Inadequate B vitamin levels can significantly change immune response by impairing nucleic acid and protein synthesis, limiting immune cell function, and interfering with metabolic processes such as methylation, serine, glycine, and purine cycles.
Inadequate methylation can result in hyperhomocysteinemia, a condition in which the body has an abnormally high homocysteine level. This results in widespread and vascular inflammation, which leads to the development of various illnesses. Numerous molecular consequences of vitamin B deficiency are associated with cancer growth characteristics.
The current level of research about B vitamins and inflammation is mostly focused on the impact of vitamin B deficient states and the pathologies associated with these deficiencies. There is a wealth of data demonstrating the critical function of B vitamins in immunity. It is widely acknowledged that an inadequate diet has a detrimental effect on immune cells.
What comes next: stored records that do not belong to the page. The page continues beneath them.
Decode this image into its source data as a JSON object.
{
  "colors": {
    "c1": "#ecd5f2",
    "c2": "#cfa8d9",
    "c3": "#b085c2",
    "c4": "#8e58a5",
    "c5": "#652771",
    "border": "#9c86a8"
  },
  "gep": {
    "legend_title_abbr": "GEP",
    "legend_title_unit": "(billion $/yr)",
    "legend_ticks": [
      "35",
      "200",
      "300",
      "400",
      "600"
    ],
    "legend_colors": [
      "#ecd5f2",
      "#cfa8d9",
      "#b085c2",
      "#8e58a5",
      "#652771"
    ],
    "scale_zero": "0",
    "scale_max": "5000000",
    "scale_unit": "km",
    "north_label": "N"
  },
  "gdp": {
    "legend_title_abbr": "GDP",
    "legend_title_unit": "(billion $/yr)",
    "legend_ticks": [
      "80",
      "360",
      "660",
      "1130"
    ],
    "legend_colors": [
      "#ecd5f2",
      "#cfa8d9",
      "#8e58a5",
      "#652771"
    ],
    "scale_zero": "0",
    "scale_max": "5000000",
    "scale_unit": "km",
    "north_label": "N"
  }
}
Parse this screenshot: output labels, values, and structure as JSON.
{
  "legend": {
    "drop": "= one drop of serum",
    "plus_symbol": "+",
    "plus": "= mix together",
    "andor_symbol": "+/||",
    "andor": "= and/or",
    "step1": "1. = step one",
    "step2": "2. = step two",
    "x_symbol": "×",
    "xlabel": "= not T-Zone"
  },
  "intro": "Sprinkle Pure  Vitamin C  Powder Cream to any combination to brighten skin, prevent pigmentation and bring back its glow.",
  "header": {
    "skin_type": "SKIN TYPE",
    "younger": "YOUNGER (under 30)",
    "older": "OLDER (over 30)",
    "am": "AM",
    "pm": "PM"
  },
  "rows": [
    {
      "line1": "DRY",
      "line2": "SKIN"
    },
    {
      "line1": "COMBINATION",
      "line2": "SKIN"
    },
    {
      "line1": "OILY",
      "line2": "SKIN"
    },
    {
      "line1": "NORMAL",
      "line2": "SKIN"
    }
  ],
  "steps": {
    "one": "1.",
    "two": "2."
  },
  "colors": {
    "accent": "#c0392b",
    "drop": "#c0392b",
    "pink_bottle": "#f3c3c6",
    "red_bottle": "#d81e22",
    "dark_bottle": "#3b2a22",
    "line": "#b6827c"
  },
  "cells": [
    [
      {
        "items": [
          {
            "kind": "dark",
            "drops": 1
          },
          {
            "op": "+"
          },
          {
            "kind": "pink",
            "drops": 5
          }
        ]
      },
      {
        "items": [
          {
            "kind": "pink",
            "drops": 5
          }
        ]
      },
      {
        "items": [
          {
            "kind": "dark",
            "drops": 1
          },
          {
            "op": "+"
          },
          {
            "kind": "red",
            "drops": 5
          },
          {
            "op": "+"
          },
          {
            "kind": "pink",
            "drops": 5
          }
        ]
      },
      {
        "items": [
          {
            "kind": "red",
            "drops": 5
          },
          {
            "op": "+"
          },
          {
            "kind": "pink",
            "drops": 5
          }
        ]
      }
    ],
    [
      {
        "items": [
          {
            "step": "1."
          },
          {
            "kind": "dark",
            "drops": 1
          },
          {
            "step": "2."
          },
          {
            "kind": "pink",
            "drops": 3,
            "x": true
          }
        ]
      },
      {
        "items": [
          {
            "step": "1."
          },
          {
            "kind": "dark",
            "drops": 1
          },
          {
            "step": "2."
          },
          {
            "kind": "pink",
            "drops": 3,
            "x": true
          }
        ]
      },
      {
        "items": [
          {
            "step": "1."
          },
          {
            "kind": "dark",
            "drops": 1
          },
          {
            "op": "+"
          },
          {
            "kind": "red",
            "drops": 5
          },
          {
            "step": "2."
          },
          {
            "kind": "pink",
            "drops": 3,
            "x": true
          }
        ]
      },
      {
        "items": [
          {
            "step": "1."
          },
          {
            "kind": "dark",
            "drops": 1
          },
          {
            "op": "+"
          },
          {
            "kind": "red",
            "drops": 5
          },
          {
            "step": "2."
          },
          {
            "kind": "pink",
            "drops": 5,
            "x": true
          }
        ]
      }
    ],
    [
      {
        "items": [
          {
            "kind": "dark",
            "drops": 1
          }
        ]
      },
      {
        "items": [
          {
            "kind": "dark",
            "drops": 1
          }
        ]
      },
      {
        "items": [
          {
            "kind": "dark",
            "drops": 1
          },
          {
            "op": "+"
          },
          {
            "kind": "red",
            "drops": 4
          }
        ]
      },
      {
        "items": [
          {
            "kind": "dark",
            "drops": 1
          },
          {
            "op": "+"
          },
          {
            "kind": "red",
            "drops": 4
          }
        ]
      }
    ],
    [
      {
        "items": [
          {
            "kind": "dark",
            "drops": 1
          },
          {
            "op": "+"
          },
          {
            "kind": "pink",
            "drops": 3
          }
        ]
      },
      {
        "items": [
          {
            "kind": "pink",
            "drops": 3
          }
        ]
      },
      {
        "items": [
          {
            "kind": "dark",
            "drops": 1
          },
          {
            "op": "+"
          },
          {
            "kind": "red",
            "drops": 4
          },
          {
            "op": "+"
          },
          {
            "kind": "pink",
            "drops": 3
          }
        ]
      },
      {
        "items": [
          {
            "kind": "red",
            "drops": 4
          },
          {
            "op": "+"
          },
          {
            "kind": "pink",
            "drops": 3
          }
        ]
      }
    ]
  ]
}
Globally, chronic malnutrition is the leading cause of immune insufficiency, and chronic illnesses result from even minor deficiencies; vitamins B2, B6, and B9 are critical components of the immune system’s nutritional support. Inadequate levels of these may significantly impair immune function by interfering with nucleic acid and protein synthesis, impairing immune cell activity, interfering with metabolic processes such as methylation, and contributing to oxidative stress.
Hyperhomocysteinemia is caused by inefficient methylation, which contributes to disease pathogenesis by triggering systemic and vascular inflammation. Immune dysfunction at the cellular level can manifest as abnormal antigen presentation, dysregulated cytokine production, unmodulated autoimmune responses, immune cell function abnormalities, and inefficient virus clearance.
Additionally, vitamin B2 is critical for the immune system because it is connected with mucosal-associated invariant T lymphocytes involved in autoimmune, inflammatory, and cancer disorders. B2, B6, and B9 play critical roles in DNA and protein synthesis, cell maintenance, and proliferation, all of which affect how deficient conditions influence the immune system.
B vitamin shortage impairs both cell-mediated and humoral immunity, with varying effects on immune cells. Numerous studies have demonstrated that B vitamin supplementation enhances the immune response in both animal and human models. However, some studies have indicated that excessive supplementation may have a detrimental effect on immunological function.